I then did some more exploring by car, crossing the bridge to the Station but this was depressing as the whole area was dilapidated, if this is how the SAR plan to maintain their assets they will not have any assets left in a year or two, shocking!
Another part of the town that saddened me was a caravan/recreation park situated to the south west of the town on the banks of the spruit that seperates the station area from town proper, this had not seen maintenance for scores of years. An asset that was now a liability.
The general state of the town was good considering the financial constraints the council probably has to operate under.
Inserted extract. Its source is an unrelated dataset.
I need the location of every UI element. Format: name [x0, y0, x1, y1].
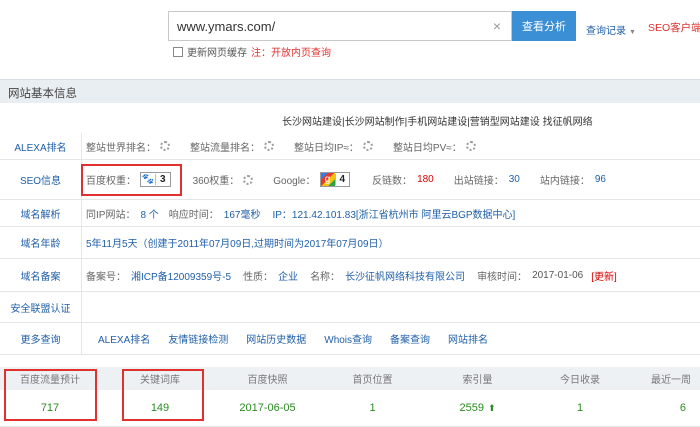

Very few houses were in disrepair and all seemed to be occupied.
The township was one area I had not explored but the very new school was quite impressive and seemed to be well looked after.
A Return visit during a weekday seems required to glean more information from the locals, I think an overnight stay in the Hotel would do the job as I am sure the talk at the local pub wil be enlightening as well.
I personally think the town has potential for revival if some plans are made, the revival of the "Wool festival" springs to mind as well as restoring the caravan park which has huge trees and would make a very sheltered overnight stop along the N1. Using the old school as a confrence centre is also an option. What the town also needs is a monthly tourist attraction, the district also has many possible locations for hiking and ecotourism type ventures. {I will let my mind take a whirl and forward my thought to the town council.
Driving back I encountered the typical Free State afternoon westwind, this made it rather unpleasant driving. I decided to turn off at Kafferrivier/Tierpoort and go and see what our old farm Avondale looked like, some of the damage from the 1988 floods was still visible! Big boulders and tree stumps still lay around in fields near the river. Many of the farms were also not in use and some farmhouses had been torn down since my last visit in 1988. I was not able to drive in at the farm and decided to head home, stopping at Toms Place on the N1 for a coke. A depressing but uplifting trip at the same time. Just the sort of jaunt one should take on Heritage Day.